Since 2007, Algeria’s consumption of oil and natural gas has risen by more than 50 percent while its oil production has fallen by 25 percent. With less oil available for export, the government’s revenues have been hit hard, Stratfor consultancy said in a report on Algeria’s economic prospects.
Oil and gas represent 95% of Algeria’s exports and 75% of state revenues, a situation showing a serious concentration of risks and exposure to volatility inherent to energy markets.
In neighboring Morocco, a country lacking oil and gas but with a much diversified economy, the 100 biggest companies represent only 37% of company taxes collected by the state.
What worries observers is that Algeria’s export volumes of oil and gas have been decreasing since 2008. In 2018, the then Algerian oil minister Mustapha Guitoni said that national energy consumption could soon take all Algeria’s oil and gas production.

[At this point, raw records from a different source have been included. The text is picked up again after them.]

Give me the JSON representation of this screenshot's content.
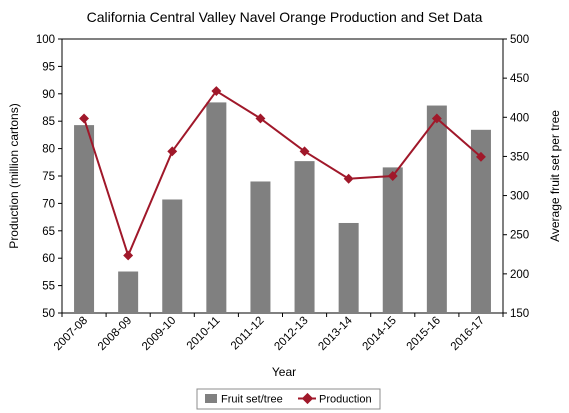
{
  "chart_data": {
    "type": "bar",
    "title": "California Central Valley Navel Orange Production and Set Data",
    "xlabel": "Year",
    "ylabel_left": "Production (million cartons)",
    "ylabel_right": "Average fruit set per tree",
    "categories": [
      "2007-08",
      "2008-09",
      "2009-10",
      "2010-11",
      "2011-12",
      "2012-13",
      "2013-14",
      "2014-15",
      "2015-16",
      "2016-17"
    ],
    "y_left": {
      "min": 50,
      "max": 100,
      "ticks": [
        50,
        55,
        60,
        65,
        70,
        75,
        80,
        85,
        90,
        95,
        100
      ]
    },
    "y_right": {
      "min": 150,
      "max": 500,
      "ticks": [
        150,
        200,
        250,
        300,
        350,
        400,
        450,
        500
      ]
    },
    "grid": false,
    "legend_position": "bottom",
    "series": [
      {
        "name": "Fruit set/tree",
        "type": "bar",
        "axis": "right",
        "color": "#808080",
        "values": [
          390,
          203,
          295,
          419,
          318,
          344,
          265,
          336,
          415,
          384
        ]
      },
      {
        "name": "Production",
        "type": "line",
        "axis": "left",
        "color": "#A0182A",
        "values": [
          85.5,
          60.5,
          79.5,
          90.5,
          85.5,
          79.5,
          74.5,
          75.0,
          85.5,
          78.5
        ]
      }
    ]
  }
}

The depletion of Algeria’s oil and gas resources is an imminent threat worsened by the lack of strategic reserves and the dilapidation of the oil mantra collected during the expensive oil era that came to an end in 2014.
The drop in oil and gas exports would undermine Algeria’s finances and further infuriate protesters who blame the regime for squandering the country’s natural resources.

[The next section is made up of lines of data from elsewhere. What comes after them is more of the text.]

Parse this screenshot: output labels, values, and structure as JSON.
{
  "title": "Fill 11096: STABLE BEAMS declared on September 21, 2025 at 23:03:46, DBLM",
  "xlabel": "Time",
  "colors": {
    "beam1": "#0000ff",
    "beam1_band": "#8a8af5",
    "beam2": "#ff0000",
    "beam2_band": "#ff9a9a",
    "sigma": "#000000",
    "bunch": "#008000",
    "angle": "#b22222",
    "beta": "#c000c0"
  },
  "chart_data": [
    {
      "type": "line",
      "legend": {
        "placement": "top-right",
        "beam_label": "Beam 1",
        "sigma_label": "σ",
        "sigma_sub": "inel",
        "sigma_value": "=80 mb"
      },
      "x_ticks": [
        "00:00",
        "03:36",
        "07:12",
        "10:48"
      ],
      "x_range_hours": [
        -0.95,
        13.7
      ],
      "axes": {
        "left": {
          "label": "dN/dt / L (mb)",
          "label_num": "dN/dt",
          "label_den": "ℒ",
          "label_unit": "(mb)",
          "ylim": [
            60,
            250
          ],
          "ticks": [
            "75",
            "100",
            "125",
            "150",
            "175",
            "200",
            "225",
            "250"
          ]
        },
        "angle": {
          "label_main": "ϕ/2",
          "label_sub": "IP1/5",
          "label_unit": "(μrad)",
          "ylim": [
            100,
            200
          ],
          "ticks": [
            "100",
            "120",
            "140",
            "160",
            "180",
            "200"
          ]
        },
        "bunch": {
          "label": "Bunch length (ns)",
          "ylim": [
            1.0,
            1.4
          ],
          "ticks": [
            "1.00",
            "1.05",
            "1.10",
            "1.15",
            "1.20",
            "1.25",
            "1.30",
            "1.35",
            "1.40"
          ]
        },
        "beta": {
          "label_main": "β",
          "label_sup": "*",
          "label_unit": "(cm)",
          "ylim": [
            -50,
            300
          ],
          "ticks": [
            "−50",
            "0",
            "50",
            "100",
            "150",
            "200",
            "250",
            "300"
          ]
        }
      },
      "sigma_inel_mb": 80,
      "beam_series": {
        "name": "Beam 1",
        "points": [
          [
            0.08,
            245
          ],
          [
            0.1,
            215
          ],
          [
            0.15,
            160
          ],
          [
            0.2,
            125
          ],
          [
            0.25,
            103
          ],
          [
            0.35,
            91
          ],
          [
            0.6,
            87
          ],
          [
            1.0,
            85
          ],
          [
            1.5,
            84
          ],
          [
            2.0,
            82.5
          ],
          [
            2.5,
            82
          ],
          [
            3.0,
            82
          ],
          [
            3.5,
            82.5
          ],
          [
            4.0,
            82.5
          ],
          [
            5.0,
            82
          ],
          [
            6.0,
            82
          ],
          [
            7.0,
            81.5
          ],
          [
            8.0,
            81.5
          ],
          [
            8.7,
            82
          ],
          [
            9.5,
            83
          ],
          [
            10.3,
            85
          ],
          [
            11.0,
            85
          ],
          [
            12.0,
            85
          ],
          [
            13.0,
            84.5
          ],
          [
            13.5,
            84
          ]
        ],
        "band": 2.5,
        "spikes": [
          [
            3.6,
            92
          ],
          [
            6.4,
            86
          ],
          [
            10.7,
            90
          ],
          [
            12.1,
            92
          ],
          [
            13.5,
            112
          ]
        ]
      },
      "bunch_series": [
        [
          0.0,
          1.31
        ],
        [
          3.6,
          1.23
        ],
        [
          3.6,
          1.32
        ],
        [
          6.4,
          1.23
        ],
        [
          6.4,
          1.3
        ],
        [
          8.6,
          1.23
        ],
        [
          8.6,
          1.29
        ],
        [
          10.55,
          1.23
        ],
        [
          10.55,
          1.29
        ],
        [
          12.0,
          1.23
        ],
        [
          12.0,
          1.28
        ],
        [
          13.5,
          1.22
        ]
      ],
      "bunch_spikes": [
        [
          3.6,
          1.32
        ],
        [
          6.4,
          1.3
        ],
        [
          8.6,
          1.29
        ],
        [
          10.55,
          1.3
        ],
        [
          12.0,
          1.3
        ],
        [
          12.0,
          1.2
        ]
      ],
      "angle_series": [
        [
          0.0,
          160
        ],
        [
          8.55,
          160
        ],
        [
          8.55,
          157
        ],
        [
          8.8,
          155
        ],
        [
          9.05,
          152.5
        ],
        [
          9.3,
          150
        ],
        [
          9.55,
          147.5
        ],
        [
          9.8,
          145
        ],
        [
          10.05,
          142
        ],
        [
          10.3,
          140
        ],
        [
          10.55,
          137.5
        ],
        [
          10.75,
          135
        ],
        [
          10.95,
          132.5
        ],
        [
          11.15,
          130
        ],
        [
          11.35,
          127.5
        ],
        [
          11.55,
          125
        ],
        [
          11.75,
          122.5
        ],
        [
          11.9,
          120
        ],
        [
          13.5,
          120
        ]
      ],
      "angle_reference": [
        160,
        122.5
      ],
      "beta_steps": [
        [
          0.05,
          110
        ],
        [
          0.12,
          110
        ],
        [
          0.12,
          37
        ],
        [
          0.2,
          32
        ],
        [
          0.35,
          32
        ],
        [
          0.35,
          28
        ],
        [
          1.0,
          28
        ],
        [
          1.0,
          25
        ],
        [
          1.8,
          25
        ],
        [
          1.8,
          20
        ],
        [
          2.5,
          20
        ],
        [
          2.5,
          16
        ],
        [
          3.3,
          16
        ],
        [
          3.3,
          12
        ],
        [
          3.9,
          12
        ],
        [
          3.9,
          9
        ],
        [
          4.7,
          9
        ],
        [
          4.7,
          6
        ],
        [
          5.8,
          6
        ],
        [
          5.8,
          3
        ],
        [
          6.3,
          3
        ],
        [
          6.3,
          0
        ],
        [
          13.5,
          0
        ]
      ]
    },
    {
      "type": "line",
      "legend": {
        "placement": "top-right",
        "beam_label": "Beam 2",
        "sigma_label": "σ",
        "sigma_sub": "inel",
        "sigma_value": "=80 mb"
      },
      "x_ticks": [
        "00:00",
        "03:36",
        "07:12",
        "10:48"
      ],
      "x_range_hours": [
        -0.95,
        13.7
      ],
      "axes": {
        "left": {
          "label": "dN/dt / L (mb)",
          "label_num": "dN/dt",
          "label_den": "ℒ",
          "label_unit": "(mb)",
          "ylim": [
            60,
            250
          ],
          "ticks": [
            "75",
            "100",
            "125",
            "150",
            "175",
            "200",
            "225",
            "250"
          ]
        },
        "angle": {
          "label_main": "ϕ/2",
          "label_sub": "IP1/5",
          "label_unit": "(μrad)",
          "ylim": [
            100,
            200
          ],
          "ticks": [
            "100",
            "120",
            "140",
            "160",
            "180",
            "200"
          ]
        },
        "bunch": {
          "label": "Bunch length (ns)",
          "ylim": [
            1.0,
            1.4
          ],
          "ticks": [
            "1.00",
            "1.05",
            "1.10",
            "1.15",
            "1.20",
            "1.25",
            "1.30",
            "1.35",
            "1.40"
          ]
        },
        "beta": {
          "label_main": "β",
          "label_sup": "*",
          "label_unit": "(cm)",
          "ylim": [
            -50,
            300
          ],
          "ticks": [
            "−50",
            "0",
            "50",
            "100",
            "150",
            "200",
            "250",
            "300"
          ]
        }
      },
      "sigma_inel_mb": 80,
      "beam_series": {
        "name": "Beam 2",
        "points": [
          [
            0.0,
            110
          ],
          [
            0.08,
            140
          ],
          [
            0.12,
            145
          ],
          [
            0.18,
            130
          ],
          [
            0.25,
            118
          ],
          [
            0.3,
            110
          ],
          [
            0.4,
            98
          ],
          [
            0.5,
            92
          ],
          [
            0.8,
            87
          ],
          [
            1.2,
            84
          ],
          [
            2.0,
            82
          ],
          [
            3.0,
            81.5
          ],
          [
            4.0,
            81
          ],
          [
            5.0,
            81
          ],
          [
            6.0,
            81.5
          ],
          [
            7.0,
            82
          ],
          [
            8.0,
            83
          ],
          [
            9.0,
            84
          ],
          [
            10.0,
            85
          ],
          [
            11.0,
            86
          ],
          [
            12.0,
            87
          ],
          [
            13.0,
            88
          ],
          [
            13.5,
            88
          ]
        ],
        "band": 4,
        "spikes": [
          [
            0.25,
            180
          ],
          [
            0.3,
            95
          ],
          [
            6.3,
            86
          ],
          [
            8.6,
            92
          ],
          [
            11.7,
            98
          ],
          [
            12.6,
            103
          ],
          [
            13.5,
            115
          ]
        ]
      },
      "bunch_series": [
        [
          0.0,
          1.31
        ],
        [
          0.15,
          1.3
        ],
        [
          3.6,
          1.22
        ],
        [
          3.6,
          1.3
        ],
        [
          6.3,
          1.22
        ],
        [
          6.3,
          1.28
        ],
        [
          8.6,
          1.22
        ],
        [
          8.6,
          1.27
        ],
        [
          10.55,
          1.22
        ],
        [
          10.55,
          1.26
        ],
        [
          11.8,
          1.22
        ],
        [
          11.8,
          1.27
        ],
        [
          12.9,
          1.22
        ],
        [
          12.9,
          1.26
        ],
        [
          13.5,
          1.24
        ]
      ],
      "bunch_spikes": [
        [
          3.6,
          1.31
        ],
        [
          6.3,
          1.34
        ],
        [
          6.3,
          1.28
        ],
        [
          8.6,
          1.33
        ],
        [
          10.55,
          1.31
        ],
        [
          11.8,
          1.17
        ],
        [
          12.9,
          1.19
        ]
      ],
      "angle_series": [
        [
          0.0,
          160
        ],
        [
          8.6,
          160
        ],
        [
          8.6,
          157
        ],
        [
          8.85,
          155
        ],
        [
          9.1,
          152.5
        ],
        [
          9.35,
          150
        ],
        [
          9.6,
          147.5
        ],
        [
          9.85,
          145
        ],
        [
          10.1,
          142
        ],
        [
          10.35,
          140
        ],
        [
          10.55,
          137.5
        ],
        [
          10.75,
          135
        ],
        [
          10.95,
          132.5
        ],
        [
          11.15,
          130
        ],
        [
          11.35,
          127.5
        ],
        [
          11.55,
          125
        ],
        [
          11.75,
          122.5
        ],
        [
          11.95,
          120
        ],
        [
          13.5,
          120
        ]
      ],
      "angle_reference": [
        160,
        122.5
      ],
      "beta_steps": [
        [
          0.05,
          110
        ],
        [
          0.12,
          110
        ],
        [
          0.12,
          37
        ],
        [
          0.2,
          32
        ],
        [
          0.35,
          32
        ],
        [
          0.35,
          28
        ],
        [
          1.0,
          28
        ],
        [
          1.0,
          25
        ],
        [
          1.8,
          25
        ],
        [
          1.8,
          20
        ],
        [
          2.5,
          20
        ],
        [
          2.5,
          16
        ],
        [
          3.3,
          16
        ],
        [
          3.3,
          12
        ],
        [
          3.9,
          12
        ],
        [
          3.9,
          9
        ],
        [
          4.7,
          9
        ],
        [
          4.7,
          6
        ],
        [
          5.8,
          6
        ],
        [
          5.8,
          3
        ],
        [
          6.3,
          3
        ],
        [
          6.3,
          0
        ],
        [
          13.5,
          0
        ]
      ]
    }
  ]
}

Meanwhile Algeria has to address its destructive dependence on imports. The country imports $135 billion in food stuff while its neighbor Morocco covers most of its agricultural needs and exports $6 billion.
The depletion of oil and gas add to the combustible mix of unemployment, endemic corruption, inflation, time buying measures instead of structural reforms, restive south, residual terrorism and uncertain political future has put Algeria on the edge of implosion.
The North African country is feared to be a net gas importer of gas in two decades, warned the former Algerian energy minister Nourdine Ait-Laoussine.
In May 2017, the Oxford Institute for Energy Studies issued a report entitled Algerian Gas: Troubling Trends, Troubled Policies. The document points out to the depletion of Algerian gas and the declining export capacity. “Algeria would be left with only 15 bcm/year to export by 2030. In a lower production or high demand scenarios, it will cease exporting all together, therefore importing gas beyond any such a point,” said the report.”
By the end of Bouteflika’s era in 2019, after four mandates, the country will have spent $1000 billion in 20 years, thanks to non-renewable sources. This huge resource could have financed all the development needs of the African continent. Instead of being invested in developing Algeria, these colossal hydrocarbon revenues were used to entrench the authoritarian status quo creating propitious conditions for a looming destructive chaos.